どんくさい野鳥たちに、あやうくぶつかりそうに

川沿いの道を自転車でゆっくりと走向していた。
目前で、おチビちゃんたちが遊んでいる。

おーい、君たち、通してちょうだいね。

ところが、このおチビちゃんたちが、どんくさいのです。
(「どんくさい」とは、京都の言葉で、「鈍臭い」と書くと分かるように、じれったくなるほどのろのろしている様子。)
なかなか、道を空けてくれない。

どんくさい野鳥たち
別段、自転車を高速ですっ飛ばしているワケでもないのですが、このおチビちゃんたちは平気で道を塞いだまま動こうとしない。

危うく自転車で轢(ひ)いてしまいそうになるほど、無頓着でどんくさい。
このおチビちゃんとは、人間ではなく、スズメや鳩の野鳥でした。

繁華街で若者にぶつかりそうになる

大阪なんばの繁華街を歩いていると、よく若者たちとぶつかりそうになることがあります。
こちとら、合氣の体捌きよろしく、ヒョイヒョイと腰をひねってかわすので、ぶつかることはないのですが、これが同じような人同士だったら、間違いなくぶつかっているだろうと思うことがよくあります。

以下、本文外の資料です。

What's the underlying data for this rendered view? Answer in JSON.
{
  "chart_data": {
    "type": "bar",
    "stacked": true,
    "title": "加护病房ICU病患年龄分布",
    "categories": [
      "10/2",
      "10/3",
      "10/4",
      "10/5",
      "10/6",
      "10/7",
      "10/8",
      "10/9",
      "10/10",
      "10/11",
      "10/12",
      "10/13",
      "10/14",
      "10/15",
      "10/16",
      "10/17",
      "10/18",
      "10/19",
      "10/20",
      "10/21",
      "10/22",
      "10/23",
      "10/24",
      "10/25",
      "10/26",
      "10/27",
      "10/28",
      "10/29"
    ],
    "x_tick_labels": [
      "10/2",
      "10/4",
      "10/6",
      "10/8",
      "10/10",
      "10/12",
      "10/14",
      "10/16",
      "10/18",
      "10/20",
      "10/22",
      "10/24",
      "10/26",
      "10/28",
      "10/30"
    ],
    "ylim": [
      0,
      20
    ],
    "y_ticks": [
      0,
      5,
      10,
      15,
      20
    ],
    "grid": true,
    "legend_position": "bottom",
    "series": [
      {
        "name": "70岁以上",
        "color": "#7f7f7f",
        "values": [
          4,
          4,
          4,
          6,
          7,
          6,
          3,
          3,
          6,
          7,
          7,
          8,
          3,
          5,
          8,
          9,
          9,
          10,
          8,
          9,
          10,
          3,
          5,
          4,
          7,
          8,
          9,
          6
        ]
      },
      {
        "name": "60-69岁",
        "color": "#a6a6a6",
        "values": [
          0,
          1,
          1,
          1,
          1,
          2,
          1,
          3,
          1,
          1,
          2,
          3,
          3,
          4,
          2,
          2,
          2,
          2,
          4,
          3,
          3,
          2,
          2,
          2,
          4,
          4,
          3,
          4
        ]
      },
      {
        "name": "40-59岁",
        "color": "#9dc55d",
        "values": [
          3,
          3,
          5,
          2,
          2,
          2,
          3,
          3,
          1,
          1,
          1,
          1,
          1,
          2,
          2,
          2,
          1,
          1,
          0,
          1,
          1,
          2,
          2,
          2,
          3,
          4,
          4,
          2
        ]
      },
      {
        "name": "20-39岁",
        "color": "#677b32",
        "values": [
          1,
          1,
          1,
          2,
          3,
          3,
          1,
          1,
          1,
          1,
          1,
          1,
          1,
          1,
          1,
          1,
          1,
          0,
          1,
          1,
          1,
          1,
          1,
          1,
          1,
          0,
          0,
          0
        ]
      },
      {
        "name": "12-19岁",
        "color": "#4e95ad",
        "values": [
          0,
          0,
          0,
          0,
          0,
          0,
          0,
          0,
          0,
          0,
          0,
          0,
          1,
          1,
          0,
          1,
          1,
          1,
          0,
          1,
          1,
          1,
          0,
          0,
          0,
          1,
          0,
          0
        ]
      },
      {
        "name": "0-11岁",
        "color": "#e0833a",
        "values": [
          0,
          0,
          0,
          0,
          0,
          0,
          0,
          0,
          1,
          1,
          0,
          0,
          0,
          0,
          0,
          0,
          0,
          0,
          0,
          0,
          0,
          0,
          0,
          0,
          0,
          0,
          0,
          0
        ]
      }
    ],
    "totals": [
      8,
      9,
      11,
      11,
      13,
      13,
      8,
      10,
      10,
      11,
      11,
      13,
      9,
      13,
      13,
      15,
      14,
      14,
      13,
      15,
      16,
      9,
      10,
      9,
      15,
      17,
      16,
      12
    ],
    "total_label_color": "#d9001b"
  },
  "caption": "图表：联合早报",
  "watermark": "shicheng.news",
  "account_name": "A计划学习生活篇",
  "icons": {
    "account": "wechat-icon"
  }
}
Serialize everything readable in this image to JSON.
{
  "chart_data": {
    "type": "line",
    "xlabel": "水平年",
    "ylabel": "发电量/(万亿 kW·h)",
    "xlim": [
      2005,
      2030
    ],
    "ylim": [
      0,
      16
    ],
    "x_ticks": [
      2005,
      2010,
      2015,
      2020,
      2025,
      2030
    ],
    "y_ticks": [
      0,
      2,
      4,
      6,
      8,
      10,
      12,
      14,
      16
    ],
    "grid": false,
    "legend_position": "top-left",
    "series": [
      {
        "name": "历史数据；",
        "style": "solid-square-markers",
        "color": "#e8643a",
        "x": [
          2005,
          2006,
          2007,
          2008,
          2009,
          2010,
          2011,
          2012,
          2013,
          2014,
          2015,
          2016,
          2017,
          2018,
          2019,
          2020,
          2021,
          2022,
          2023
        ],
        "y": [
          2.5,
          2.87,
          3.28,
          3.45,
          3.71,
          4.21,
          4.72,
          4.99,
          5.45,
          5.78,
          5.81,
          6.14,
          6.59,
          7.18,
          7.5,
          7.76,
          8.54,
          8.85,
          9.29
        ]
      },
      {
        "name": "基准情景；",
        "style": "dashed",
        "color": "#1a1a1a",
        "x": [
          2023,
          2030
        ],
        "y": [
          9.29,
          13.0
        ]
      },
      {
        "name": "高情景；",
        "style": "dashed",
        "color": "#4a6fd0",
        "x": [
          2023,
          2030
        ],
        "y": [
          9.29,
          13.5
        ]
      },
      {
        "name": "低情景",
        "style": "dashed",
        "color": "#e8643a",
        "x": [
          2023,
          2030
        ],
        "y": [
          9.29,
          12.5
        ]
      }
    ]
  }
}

最近の若者たちは・・・・などと言い出すと、年寄りくさくなるのでやめましょう。

今日の本題は、人間の若者たちではないので、ご安心を。
最近つくづく思うのは、人間の若者達以上に、野鳥たちがどんくさくなっているということです。

最近40年で野鳥の生態ががらりと変わった

野鳥の写真を撮り続けて40数年という方から、面白い話を聞かせてもらいました。

ここ40年はどで、野鳥たちが人間を恐れる度合いが甚だ低下したというのです。

彼が野鳥写真を撮り始めた40数年前は、野鳥の警戒心がとても強くて、近づいて写真を撮るのがとても難しかったそうです。
ところが最近は、いとも簡単に近づくことができるというのです。

なるほど、野鳥の世界も、世代交代して様変わりしているのですね。
スズメも鳩も人間に飼われていない以上、「野鳥」といっていいのだが、今やこの「野鳥」たちは、人間を恐れる気持ちは甚だ小さいようです。

これが、終戦後の食料難の時期であれば、スズメなど人間に近寄ろうものなら、とっ捕まって丸焼きにされてしまう。
大阪の通天閣下の新世界では、昔はスズメの焼き鳥を出していたものです。(最近はどうなのでしょうか。)

今の時代で、スズメを捕まえ喰ってしっまおうという人間はほとんどいないのでしょう。
人間よりも寿命の短いスズメであれば、世代交代のサイクルも早い。

今のどんくさいスズメたちのおじいさん、ひいおじいさんたちが生きていれば、「今の若者たちは・・・」と嘆くのでありましょうか。

スズメや鳩たちと人間とが仲良くなったと考えれば結構なことだが、自転車にぶつかりそうになるほど鈍くさいのはいかがなものであろうか。